A Testicular-Interstitial-Cell-Stimulating Gonadotrophin in a Child with Hepatoblastoma and Sexual Precocity

Abstract
A gonadotrophin with testicular interstitial-cell-stimulating activity was detected in extracts of hepatoblastoma and a pulmonary metastasis and in the urine of a 3-yr-old male with isosexual precocity manifested by advanced skeletal maturation (bone age 4 yr), adult urinary testosterone excretion (62 μg/day) and Ley dig cell hyperplasia. The gonadotrophin content of the hepatoblastoma, measured by the ventral prostate weight method in immature, hypophysectomized male rats, was 2.6 IU/g. This gonadotrophin was immunologically similar to the luteinizing principle in the Second International Reference Preparation of Human Menopausal Gonadotrophin (2nd IRP-HMG) in a double-antibody radioimmunoassay employing guinea pig antiserum to human chorionic gonadotrophin (HCG), purified human pituitary luteinizing hormone (LH)-131I as tracer and the 2nd IRP-HMG as standard.

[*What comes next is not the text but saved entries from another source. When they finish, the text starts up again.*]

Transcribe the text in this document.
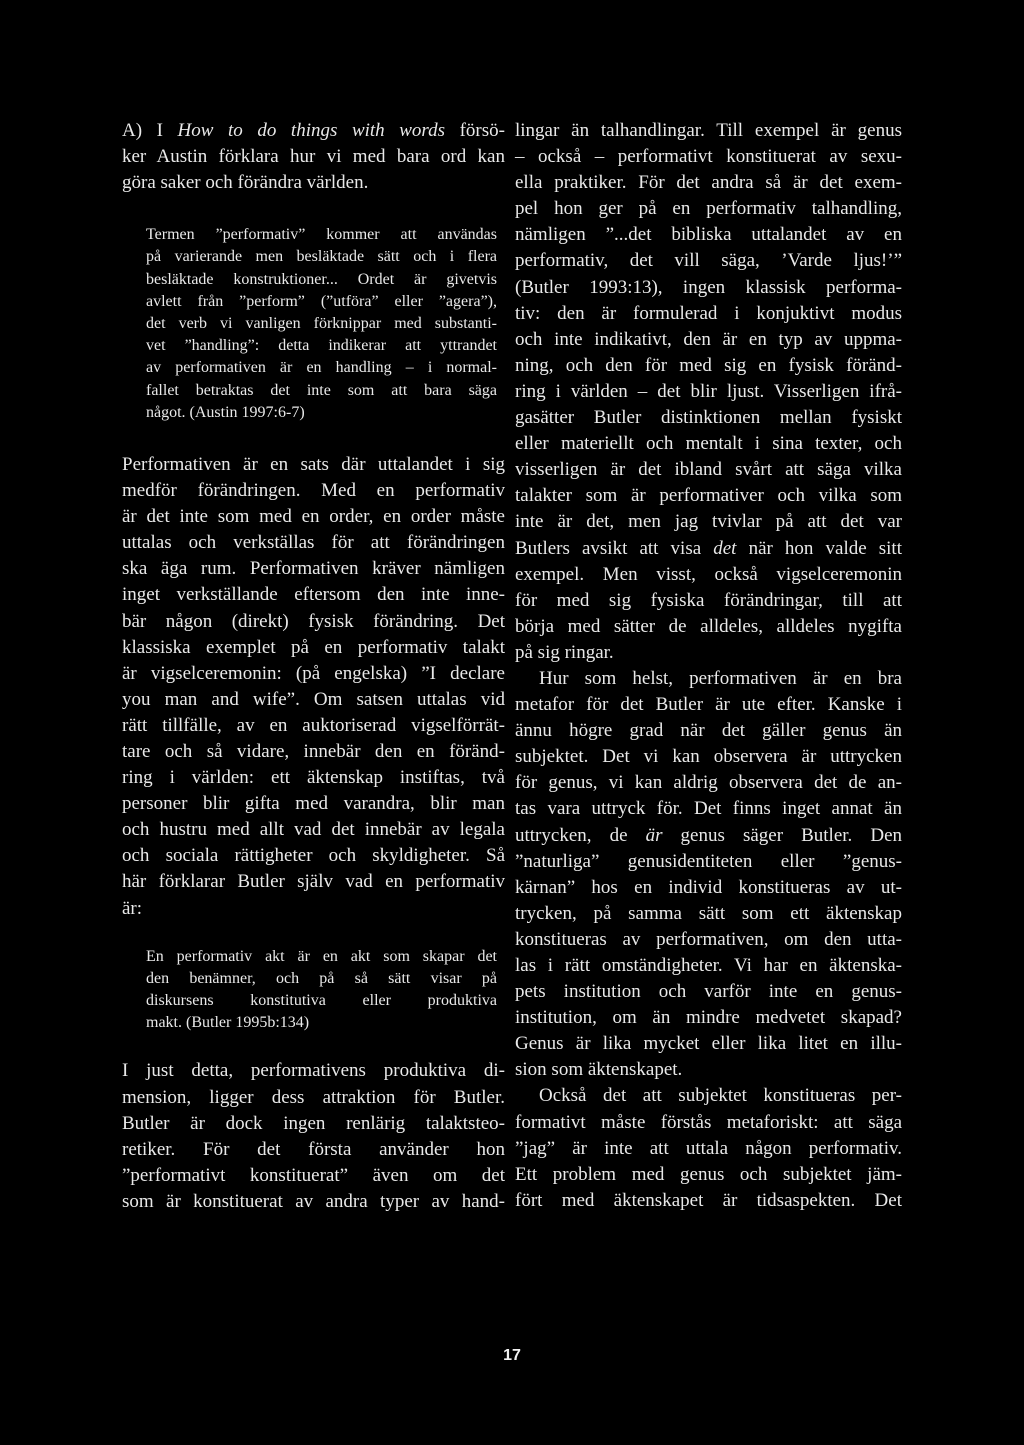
A) I How to do things with words försö-
ker Austin förklara hur vi med bara ord kan
göra saker och förändra världen.
Termen ”performativ” kommer att användas
på varierande men besläktade sätt och i flera
besläktade konstruktioner... Ordet är givetvis
avlett från ”perform” (”utföra” eller ”agera”),
det verb vi vanligen förknippar med substanti-
vet ”handling”: detta indikerar att yttrandet
av performativen är en handling – i normal-
fallet betraktas det inte som att bara säga
något. (Austin 1997:6-7)
Performativen är en sats där uttalandet i sig
medför förändringen. Med en performativ
är det inte som med en order, en order måste
uttalas och verkställas för att förändringen
ska äga rum. Performativen kräver nämligen
inget verkställande eftersom den inte inne-
bär någon (direkt) fysisk förändring. Det
klassiska exemplet på en performativ talakt
är vigselceremonin: (på engelska) ”I declare
you man and wife”. Om satsen uttalas vid
rätt tillfälle, av en auktoriserad vigselförrät-
tare och så vidare, innebär den en föränd-
ring i världen: ett äktenskap instiftas, två
personer blir gifta med varandra, blir man
och hustru med allt vad det innebär av legala
och sociala rättigheter och skyldigheter. Så
här förklarar Butler själv vad en performativ
är:
En performativ akt är en akt som skapar det
den benämner, och på så sätt visar på
diskursens konstitutiva eller produktiva
makt. (Butler 1995b:134)
I just detta, performativens produktiva di-
mension, ligger dess attraktion för Butler.
Butler är dock ingen renlärig talaktsteo-
retiker. För det första använder hon
”performativt konstituerat” även om det
som är konstituerat av andra typer av hand-
lingar än talhandlingar. Till exempel är genus
– också – performativt konstituerat av sexu-
ella praktiker. För det andra så är det exem-
pel hon ger på en performativ talhandling,
nämligen ”...det bibliska uttalandet av en
performativ, det vill säga, ’Varde ljus!’”
(Butler 1993:13), ingen klassisk performa-
tiv: den är formulerad i konjuktivt modus
och inte indikativt, den är en typ av uppma-
ning, och den för med sig en fysisk föränd-
ring i världen – det blir ljust. Visserligen ifrå-
gasätter Butler distinktionen mellan fysiskt
eller materiellt och mentalt i sina texter, och
visserligen är det ibland svårt att säga vilka
talakter som är performativer och vilka som
inte är det, men jag tvivlar på att det var
Butlers avsikt att visa det när hon valde sitt
exempel. Men visst, också vigselceremonin
för med sig fysiska förändringar, till att
börja med sätter de alldeles, alldeles nygifta
på sig ringar.
Hur som helst, performativen är en bra
metafor för det Butler är ute efter. Kanske i
ännu högre grad när det gäller genus än
subjektet. Det vi kan observera är uttrycken
för genus, vi kan aldrig observera det de an-
tas vara uttryck för. Det finns inget annat än
uttrycken, de är genus säger Butler. Den
”naturliga” genusidentiteten eller ”genus-
kärnan” hos en individ konstitueras av ut-
trycken, på samma sätt som ett äktenskap
konstitueras av performativen, om den utta-
las i rätt omständigheter. Vi har en äktenska-
pets institution och varför inte en genus-
institution, om än mindre medvetet skapad?
Genus är lika mycket eller lika litet en illu-
sion som äktenskapet.
Också det att subjektet konstitueras per-
formativt måste förstås metaforiskt: att säga
”jag” är inte att uttala någon performativ.
Ett problem med genus och subjektet jäm-
fört med äktenskapet är tidsaspekten. Det
17
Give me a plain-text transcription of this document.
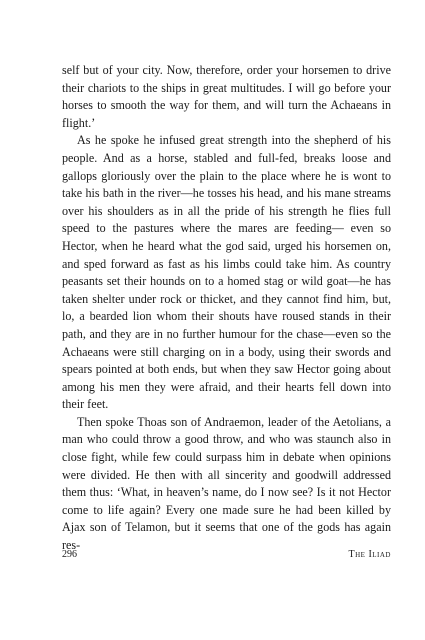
self but of your city. Now, therefore, order your horsemen to drive their chariots to the ships in great multitudes. I will go before your horses to smooth the way for them, and will turn the Achaeans in flight.’

As he spoke he infused great strength into the shepherd of his people. And as a horse, stabled and full-fed, breaks loose and gallops gloriously over the plain to the place where he is wont to take his bath in the river—he tosses his head, and his mane streams over his shoulders as in all the pride of his strength he flies full speed to the pastures where the mares are feeding— even so Hector, when he heard what the god said, urged his horsemen on, and sped forward as fast as his limbs could take him. As country peasants set their hounds on to a homed stag or wild goat—he has taken shelter under rock or thicket, and they cannot find him, but, lo, a bearded lion whom their shouts have roused stands in their path, and they are in no further humour for the chase—even so the Achaeans were still charging on in a body, using their swords and spears pointed at both ends, but when they saw Hector going about among his men they were afraid, and their hearts fell down into their feet.

Then spoke Thoas son of Andraemon, leader of the Aetolians, a man who could throw a good throw, and who was staunch also in close fight, while few could surpass him in debate when opinions were divided. He then with all sincerity and goodwill addressed them thus: ‘What, in heaven’s name, do I now see? Is it not Hector come to life again? Every one made sure he had been killed by Ajax son of Telamon, but it seems that one of the gods has again res-

296	The Iliad
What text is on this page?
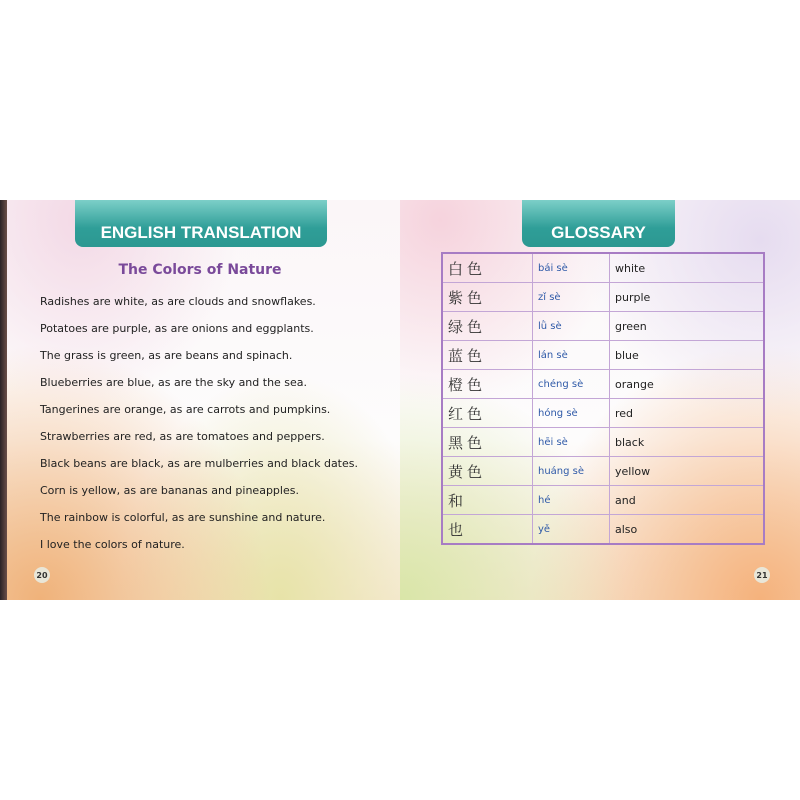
ENGLISH TRANSLATION
The Colors of Nature
Radishes are white, as are clouds and snowflakes.
Potatoes are purple, as are onions and eggplants.
The grass is green, as are beans and spinach.
Blueberries are blue, as are the sky and the sea.
Tangerines are orange, as are carrots and pumpkins.
Strawberries are red, as are tomatoes and peppers.
Black beans are black, as are mulberries and black dates.
Corn is yellow, as are bananas and pineapples.
The rainbow is colorful, as are sunshine and nature.
I love the colors of nature.
20
GLOSSARY
白色	bái sè	white
紫色	zǐ sè	purple
绿色	lǜ sè	green
蓝色	lán sè	blue
橙色	chéng sè	orange
红色	hóng sè	red
黑色	hēi sè	black
黄色	huáng sè	yellow
和	hé	and
也	yě	also
21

The standard curves obtained utilizing the 2nd IRP-HMG, pituitary LH and HCG were parallel in this assay. Extracts of normal liver, of liver from a patient dying of leukemia, of normal lung, kidney, spleen and muscle, and porcine insulin, human growth hormone, adi'enocorticotrophin and thyrotrophin (plasma from a child with acquired hypothyroidism) did not cross-react in this system. By radioimmunoassay the gonadotrophin content of the hepatoblastoma was 3.74 IU/g and of the pulmonary metastasis, 0.48 IU/g, while the urinary excretion of gonadotrophin was 77.7 and 104.4 IU/day on 2 occasions.